Born in 1933 in Kansas City, Kan., Edward Joseph Dwight was an altar boy who visited the local airport every day, where he studied and drew the airplanes. He loved art, but his dream was to fly. “This was a white man’s world,” he said of his early passion. “I never thought for a minute that I would really fly an airplane. This was crazy.”
But a front-page story in his local newspaper fueled Dwight’s ambitions: The plane of an African-American pilot from his hometown had been shot down in Korea. “He was standing on a wing of a jet . . . and I was like, Oh my God, they’re letting Black folks fly jets,” he said during an interview.
Dwight enlisted in the U.S. Air Force in 1953, where he rose through the ranks: from cadet to second and then first lieutenant, and later, to captain. While training to become a test pilot, he attended night classes at Arizona State University, graduating in 1957.
On Nov. 4, 1961, Dwight received a signed letter from President Kennedy’s office that read: “I’m inviting you to become America’s first Negro astronaut . . . this is very exciting because if this project succeeds, you will probably end up being the greatest Negro that ever lived.”
The news brought immediate attention from local and international media: Dwight had become the first African American astronaut trainee.
A New York Times headline read: “Negro Astronaut Aiming for Moon.” The Indianapolis Recorder reported: “Kansas Native in Line as First Sepia Astronaut.” The United States Information Agency sent photos of Dwight to newspapers worldwide. “I was sending out 5,000 press photographs a month, and I made 176 speeches the first year,” Dwight told Ebony magazine in 1984.
The civil rights movement and the space race seemed to have embraced. But after Pres. Kennedy’s assassination, NASA did not select Dwight. He later shared that the racial politics and a lack of career opportunities encouraged him to resign from the Air Force in 1966, never having gone into space.
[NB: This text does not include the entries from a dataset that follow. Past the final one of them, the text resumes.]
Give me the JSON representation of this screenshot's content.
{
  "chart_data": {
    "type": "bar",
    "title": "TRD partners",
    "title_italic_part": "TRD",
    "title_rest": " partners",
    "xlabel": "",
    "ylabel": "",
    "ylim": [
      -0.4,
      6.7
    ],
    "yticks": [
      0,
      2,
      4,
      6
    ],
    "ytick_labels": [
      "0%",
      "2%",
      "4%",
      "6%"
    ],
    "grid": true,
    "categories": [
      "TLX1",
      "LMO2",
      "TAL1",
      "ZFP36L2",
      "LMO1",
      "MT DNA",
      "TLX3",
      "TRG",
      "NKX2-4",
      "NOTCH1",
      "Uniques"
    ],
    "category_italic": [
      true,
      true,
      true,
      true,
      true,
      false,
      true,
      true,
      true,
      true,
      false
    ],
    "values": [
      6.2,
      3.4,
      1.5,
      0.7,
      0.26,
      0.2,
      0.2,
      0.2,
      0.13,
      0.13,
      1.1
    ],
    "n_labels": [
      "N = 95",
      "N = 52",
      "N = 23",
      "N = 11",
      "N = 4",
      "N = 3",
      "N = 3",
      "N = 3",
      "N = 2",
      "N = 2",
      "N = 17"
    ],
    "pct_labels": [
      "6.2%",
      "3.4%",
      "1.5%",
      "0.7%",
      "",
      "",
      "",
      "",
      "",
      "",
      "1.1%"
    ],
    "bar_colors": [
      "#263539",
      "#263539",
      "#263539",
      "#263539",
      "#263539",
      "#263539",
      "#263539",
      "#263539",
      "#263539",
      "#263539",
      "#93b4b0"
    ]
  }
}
He then worked a few jobs and eventually moved to Denver, Colo., where he would resume one of his childhood passions: art.
Dwight studied at the University of Denver, earning his MFA in 1977. During that time, he gained a reputation as a sculptor.
Now 85, Dwight’s private Denver studio, Ed Dwight Studios, is one of the largest privately owned production and marketing facilities in the western United States.
His commissions include: Underground Railroad Memorial, Patterson, N.J.; Denmark Vesey, Charleston, S.C.; Medgar Evers Memorial, Alcorn, Miss.; Martin Luther Jr. & Coretta Scott King Memorial, Allentown, Pa.; and Tulsa Race Riot Memorial, Tulsa, Okla.